“Essere moderno non significa possedere uno smartphone,
ma poter decidere di poterlo spegnere”
da Twitter
TL;DR Il lungo down dei servizi di Facebook, WhatsApp e Instagram, con tutte le conseguenze economiche e sociali del caso, deve farci interrogare sullo strapotere che queste piattaforme hanno sulla nostra quotidianità. Per reagire e non farsi più cogliere impreparati, puntando sulle alternative libere.

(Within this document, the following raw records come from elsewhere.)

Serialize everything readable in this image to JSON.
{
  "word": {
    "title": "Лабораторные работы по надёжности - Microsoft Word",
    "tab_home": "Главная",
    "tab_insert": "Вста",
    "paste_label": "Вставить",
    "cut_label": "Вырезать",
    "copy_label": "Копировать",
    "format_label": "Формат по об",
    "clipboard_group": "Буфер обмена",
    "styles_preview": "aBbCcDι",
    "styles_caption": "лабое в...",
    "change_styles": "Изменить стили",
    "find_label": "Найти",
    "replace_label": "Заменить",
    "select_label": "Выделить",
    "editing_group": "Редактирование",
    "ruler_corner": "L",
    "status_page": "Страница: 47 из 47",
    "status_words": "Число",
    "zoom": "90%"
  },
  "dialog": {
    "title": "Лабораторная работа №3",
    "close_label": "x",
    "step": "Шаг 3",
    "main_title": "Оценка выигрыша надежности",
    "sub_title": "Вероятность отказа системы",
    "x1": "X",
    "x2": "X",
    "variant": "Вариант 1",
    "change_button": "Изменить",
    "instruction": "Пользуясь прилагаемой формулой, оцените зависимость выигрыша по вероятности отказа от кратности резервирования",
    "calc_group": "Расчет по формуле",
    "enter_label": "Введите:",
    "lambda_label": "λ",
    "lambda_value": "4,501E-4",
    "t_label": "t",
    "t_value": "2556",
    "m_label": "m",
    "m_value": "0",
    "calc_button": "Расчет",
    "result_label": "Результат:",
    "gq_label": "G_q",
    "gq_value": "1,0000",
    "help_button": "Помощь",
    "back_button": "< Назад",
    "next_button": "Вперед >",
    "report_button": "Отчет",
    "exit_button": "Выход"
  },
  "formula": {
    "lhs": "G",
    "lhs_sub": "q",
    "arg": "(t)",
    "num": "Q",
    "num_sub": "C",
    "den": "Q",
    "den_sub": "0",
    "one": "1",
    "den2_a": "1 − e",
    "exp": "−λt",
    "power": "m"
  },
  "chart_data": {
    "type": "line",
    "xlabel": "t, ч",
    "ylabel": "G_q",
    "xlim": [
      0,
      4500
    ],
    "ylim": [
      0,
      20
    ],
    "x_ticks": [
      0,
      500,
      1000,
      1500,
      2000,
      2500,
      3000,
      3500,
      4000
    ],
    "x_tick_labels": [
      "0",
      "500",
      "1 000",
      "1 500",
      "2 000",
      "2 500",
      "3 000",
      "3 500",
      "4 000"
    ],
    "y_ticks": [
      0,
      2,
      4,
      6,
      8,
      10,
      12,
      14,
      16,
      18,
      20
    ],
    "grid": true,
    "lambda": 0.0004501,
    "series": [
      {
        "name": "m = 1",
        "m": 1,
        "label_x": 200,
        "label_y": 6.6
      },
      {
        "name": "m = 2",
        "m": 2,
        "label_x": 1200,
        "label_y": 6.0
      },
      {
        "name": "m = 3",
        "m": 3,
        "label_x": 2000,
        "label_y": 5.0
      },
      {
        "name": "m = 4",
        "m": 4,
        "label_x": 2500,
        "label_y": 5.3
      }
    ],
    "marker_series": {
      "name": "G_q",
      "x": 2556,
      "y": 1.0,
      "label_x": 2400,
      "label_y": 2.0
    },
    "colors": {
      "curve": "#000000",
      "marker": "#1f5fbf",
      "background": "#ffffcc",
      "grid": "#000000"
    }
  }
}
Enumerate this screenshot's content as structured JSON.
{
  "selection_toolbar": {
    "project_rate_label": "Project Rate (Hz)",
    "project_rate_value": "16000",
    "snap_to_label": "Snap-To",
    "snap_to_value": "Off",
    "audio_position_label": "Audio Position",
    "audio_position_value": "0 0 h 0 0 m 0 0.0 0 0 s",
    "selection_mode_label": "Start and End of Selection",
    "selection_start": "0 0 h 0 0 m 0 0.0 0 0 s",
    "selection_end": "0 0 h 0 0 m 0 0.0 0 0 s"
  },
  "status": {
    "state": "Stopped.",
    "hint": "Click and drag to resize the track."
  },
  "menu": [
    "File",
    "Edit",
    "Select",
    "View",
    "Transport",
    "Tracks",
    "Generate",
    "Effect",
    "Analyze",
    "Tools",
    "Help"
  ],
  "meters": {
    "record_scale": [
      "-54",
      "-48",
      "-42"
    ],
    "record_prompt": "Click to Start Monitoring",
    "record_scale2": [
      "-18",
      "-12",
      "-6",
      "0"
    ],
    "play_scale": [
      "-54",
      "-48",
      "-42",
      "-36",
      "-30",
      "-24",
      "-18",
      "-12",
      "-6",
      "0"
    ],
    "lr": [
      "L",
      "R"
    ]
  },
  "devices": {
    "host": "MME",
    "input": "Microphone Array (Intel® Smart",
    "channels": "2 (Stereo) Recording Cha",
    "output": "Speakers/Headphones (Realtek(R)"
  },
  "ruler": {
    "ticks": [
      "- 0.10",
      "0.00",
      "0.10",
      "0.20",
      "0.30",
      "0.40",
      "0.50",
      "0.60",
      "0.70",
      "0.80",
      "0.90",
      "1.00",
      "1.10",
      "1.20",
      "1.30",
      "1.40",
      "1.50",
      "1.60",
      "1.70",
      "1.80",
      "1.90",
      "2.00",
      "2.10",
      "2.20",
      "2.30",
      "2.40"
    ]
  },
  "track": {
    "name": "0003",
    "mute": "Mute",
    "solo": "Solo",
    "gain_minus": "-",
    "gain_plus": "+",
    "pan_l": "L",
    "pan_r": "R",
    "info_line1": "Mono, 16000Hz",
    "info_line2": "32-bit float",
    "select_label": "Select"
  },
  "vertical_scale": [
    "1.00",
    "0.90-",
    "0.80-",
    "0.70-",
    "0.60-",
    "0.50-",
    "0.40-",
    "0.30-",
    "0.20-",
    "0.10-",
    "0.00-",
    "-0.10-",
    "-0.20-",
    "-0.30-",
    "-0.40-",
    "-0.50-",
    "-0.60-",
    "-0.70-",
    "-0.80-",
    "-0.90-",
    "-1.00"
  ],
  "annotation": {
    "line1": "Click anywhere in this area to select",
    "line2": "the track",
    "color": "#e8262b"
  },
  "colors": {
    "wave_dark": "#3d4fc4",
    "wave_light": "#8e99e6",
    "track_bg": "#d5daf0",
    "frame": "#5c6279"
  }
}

Periodo complicato per la Rete, tra attacchi, leaks eccellenti e blackout come quello accaduto nel pomeriggio (UTC) di lunedì 4 ottobre 2021: Facebook, Whatsapp e Instagram sono rimasti indisponibili per oltre 6 ore, con tutte le conseguenze del caso. E non era neppure la prima volta…
Le descrizioni tecniche dell’incidente sono state ampiamente discusse (segnalo il post di Cloudflare e quello del reparto ingegneristico di Facebook) e il cosiddetto “popolo della rete” si è sprecato in commenti e memes più o meno ironici sull’accaduto.
In realtà, credo ci sia ben poco da ridere. La faccenda è terribilmente seria, e dovrebbe farci capire la fragilità del mondo digitale (e non solo) contemporaneo.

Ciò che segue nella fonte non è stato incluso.